As far as new clause 18 is concerned, I was also impressed by the speech made by the hon. Member for Brent Central (Sarah Teather), who has just as big an immigration case load as I have. The Home Secretary is right: previous Home Secretaries have sought to remove citizenship as a way of punishing those who have broken our laws. Jacqui Smith certainly sought to do that in the al-Jedda case. She lost when it went before the courts, and I understand that it is still before the courts as there is an appeal. In that case, the court determined that there was a hope that taking away British citizenship would mean that al-Jedda would be able to get Iraqi citizenship. The Secretary of State told the House today that she will take away citizenship, leaving people stateless without a way out of the country—[Interruption.] She did not tell the House how she would get a stateless person to leave the country. They would require a passport from another country or a travelling document and neither are on offer when citizenship has been taken away.
I am very impressed by how the Home Secretary delivers her speeches and statements in the House, but I thought there was a slight reluctance today to put her case. Yes, she spoke for an hour and a half and took a lot of interventions but I am concerned that the measure has not been thought through. If there was a way out and we knew how a stateless person would leave the country, I would certainly support her proposals in new clause 18, but this is a work in progress. There is no final determination on it.

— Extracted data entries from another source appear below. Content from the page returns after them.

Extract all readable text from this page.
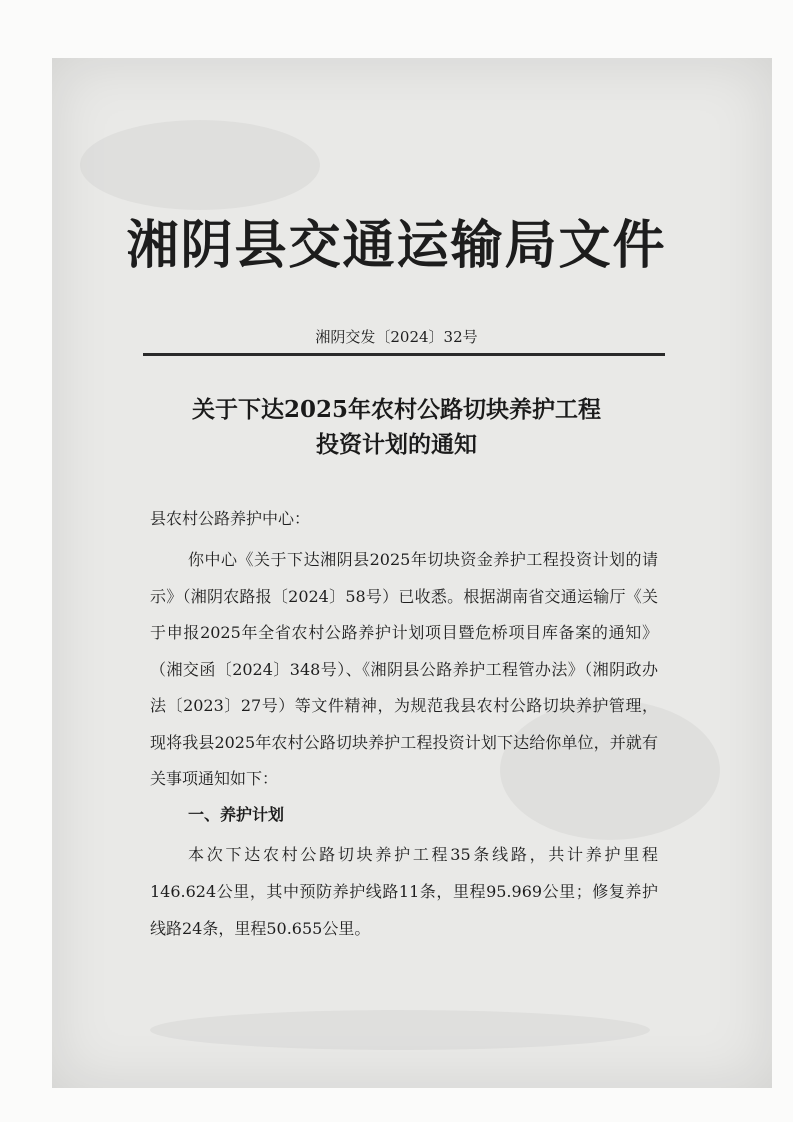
湘阴县交通运输局文件
湘阴交发〔2024〕32号
关于下达2025年农村公路切块养护工程
投资计划的通知

县农村公路养护中心：

你中心《关于下达湘阴县2025年切块资金养护工程投资计划的请示》（湘阴农路报〔2024〕58号）已收悉。根据湖南省交通运输厅《关于申报2025年全省农村公路养护计划项目暨危桥项目库备案的通知》（湘交函〔2024〕348号）、《湘阴县公路养护工程管办法》（湘阴政办法〔2023〕27号）等文件精神，为规范我县农村公路切块养护管理，现将我县2025年农村公路切块养护工程投资计划下达给你单位，并就有关事项通知如下：

一、养护计划

本次下达农村公路切块养护工程35条线路，共计养护里程146.624公里，其中预防养护线路11条，里程95.969公里；修复养护线路24条，里程50.655公里。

I put to the Secretary of State the one case about which the Committee was concerned when she gave evidence to us on 16 December—that is, the case of Mohammed Ahmed Mohamed. He did not want to come back to the United Kingdom; he wanted to stay in Somaliland. In evidence to the Committee, both the Secretary of State and Charles Farr said that there was an obligation to bring him back to the United Kingdom. He was subject to a terrorism prevention and investigation measure, but he then put on his famous burqa and is now somewhere in the country.
My point is as follows. I understand that the proposal would affect people in and outside the country and I know that it would affect only very few people. I take the Home Secretary at her word, but if this measure was passed today would it have affected the Mohammed Ahmed Mohamed case? Would he have been left in Somaliland, stateless? Would there have been no obligation, therefore, to bring him back? I will support the hon. Member for Brent Central in opposing new clause 18. I hope that by the time it gets to the other place there will be a plan that will finally determine what will happen to people who become stateless.